I know that $A$ and $B$ are invertible since $\det(BA)=\det(A)\det(B)$ is non-zero. Credit goes to the poster who provided such an eloquent explanation to get my current level of understanding.
 A: A trivial answer to this question is as follows:
Let us assume $A=I_2=\begin{bmatrix} 1 & 0 \\ 0 & 1 \end{bmatrix}$, then $B = \begin{bmatrix} -1 & 0 \\ 0 & 1 \end{bmatrix}$.
Which means $AB=BA= \begin{bmatrix} -1 & 0 \\ 0 & 1 \end{bmatrix}.$
I think there are multiple answers to this question and we need more information. 
Also it is not mentioned anywhere that matrices $A$ and $B$ should have dimension $2\times 2$, which means we can have $A$ of dimension $m\times 2$ and $B$ of dimension $2\times n$ for $n\neq m$, which means we cannot find $BA$.
A: From $$AB = \begin{bmatrix} -1 & 0 \\ 0 & 1 \end{bmatrix}$$ follows $ABAB = I$ where $I$ is the identity matrix. Consequently


*

*$A$ and $B$ are invertible,

*$A(BA)B = I$, whence $BA = A^{-1}B^{-1}$.
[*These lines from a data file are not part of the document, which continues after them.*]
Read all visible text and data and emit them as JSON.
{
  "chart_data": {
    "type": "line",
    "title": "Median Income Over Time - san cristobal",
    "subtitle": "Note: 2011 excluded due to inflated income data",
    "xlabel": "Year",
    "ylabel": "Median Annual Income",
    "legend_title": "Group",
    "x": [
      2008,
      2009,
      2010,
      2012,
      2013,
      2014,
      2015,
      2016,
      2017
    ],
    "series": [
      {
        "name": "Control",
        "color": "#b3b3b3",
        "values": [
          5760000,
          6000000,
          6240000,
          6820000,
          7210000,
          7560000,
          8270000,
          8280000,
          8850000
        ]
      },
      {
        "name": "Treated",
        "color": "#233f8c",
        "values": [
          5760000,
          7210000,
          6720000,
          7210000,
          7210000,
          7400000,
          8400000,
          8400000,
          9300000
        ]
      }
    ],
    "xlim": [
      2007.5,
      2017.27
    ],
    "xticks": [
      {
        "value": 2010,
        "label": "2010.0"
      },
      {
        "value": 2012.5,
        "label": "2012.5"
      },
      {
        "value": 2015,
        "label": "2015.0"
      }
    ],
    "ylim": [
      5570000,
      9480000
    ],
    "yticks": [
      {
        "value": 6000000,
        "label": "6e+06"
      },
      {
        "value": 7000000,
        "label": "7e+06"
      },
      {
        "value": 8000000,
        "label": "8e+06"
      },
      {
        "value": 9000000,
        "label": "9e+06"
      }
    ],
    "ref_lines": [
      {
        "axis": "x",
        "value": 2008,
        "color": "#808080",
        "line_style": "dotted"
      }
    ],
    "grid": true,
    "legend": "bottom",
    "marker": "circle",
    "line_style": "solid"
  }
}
Thus the answer is $BA = A^{-1}B^{-1}$. It is the unique solution and it does not require any further information. 
A: Let $AB=C$ with $C=\pmatrix{ -1 & 0 \cr 0 & 1 \cr}$. Since $0\neq \det(C)=\det(A)\det(B)$, both $A$ and $B$ are invertible. Conjugating $AB=C$ with $A$ yields
$$
BA=A^{-1}(AB)A=A^{-1}CA.
$$
Note that there are several choices for $A$ and $B$ with $AB=C$. For example,  $A=I$, $B=C$, or $B=I$ and $A=C$.
Another possibility is
$$
A=\pmatrix{ 0 & 1 \cr 1 & 0 \cr},\quad 
B=\pmatrix{ 0 & 1 \cr -1 & 0 \cr}.
$$
A: HINT: Take $A = \begin{pmatrix}
    a & b \\
    c & d \\
    \end{pmatrix}$ and $B = \begin{pmatrix}
    e & f \\
    g & h \\
    \end{pmatrix}$. Then by using the equation given, find some restrictions for the unknown variables $a,b,c,d,e,f,g,h$. After that, you can find $BA$ in terms of unknown variables and with the restrictions, you can generalize some of the results.